What: Entravision’s purchase of Headway officially closed on April 4. Portada talked with the main architects of the transaction: Headway CEO & Co-founder Martin Kogan and Esteban Lopez Blanco, Chief Strategy Officer at Entravision.
Why it matters: The rationales for the transaction offer interesting insights into the current state of the Latin American and U.S. Hispanic marketing industries. Headway was one of the very few still independent digital media companies in the space.
In a conversation with Portada, Blanco and Kogan stress that digital marketing currently is having very high growth rates in Latin America. In fact, Headway’s Q1 2017/q1 2016 sales growth rate was of 90%. “We expect a growth rate of more than 40% for many years to come,” Lopez Blanco notes. He adds that he estimates the share of digital revenues in Entravision’s overall revenues to climb from 20% currently to 30% by 2019 or 2020.
Several factors substantiate expectations of a very high growth rate over the next decade: Buyoed by the growth in Internet access in Latin America, smart phone penetration is growing at a very high rate. Headway’s Mobrain unit -an in-house mobile marketing platform- is benefiting of the growth in smart phone usage. Researcher Appsflyer, places Mobrain as the fifth most used mobile platform in Latin America, in a ranking led by Facebook, Google and Twitter.
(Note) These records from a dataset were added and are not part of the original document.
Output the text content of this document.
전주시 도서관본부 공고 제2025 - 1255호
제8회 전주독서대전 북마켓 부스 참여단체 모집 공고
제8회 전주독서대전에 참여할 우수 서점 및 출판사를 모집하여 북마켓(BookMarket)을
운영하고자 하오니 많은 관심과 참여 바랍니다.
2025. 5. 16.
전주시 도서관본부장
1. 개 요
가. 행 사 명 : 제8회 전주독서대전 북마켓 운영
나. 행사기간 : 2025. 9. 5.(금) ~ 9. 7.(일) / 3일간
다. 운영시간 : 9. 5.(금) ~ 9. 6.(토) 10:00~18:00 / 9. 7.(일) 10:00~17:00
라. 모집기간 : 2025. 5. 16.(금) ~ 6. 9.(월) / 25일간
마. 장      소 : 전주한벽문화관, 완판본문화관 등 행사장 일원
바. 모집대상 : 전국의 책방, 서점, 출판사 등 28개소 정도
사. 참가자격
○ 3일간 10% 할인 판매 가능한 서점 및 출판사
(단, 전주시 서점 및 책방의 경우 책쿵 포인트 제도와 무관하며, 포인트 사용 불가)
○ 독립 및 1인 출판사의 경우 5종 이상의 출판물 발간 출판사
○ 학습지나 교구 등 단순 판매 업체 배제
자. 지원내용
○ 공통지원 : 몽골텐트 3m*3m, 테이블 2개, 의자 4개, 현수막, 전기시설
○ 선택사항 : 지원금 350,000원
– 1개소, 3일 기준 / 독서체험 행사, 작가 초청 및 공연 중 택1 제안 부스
Mobrain offers advertisers solutions to achieve a high ROI and deal with challenges including fraud and the high fragmentation of mobile advertising inventory. Kogan emphasizes that Mobrain technology is “artificial intelligence applied to delivering KPI to marketers and solving fragmentation and fraud challenges.”
A second rationale that underlies the purchase of Headway by Entravision is the growth of e-commerce in the Latin American and U.S. Hispanic markets. According to Kogan, “in the age of artificial intelligence and marketing automation, technology that improves clients ROI needed to be created. ” This particularly applies to marketing and advertising strategies that ultimately convert Internet users into online buyers (e-commerce). The e-commerce space is in a relatively early stage in Latin America and that is why there is a lot of room for growth. Lopez Blanco claims that Entravision;s unit has set up partnerships with e-retailers for data cooperatives which allow a better targeting of U.S. Hispanic customers. “There are very few data cooperatives in Latin America; Headway’s open platform DMP DataXpand is one of the very few exceptions. “DataXpand is the biggest exchange in Latin America. There are enormous growth opportunities to make attribution models work,” notes Kogan.
There is a huge market outside of Facebook and Google which no serious advertiser can ignore.
Rounding Up Pulpo Media’s Offerings
Entravision made a substantial foray into ad-tech when it bought Pulpo Media for US$ 15 million in 2014. Pulpo Media’s main strength are its publisher relations. “Perhaps oversimplified, Pulpo Meda is a Supply Side Platform. We needed to go beyond that to look at other uses of technology and ways to do programmatic and focus on mobile,” Lopez Blanco notes. According to Lopez Blanco, Headway’s offerings round up Pulpo Media’s products very well. In addition to mobile marketing platform Mobrain and DMP DataXpand, Headway offers other solutions with propietary technology, Kogan and Lopez Blanco claim. These include DSP MediaMath, which Headway resells and manages in Latin America.
“Headway has developed special algorithms on top of Mediamath”, says Kogan. Both Kogan and Lopez Blanco expect that Pulpo Media’s strong datasets about the U.S. Hispanic consumer and Headway’s for Latin America will be excellent complements when it comes to increase advertiser ROI in the U.S. Hispanic and Latin American markets.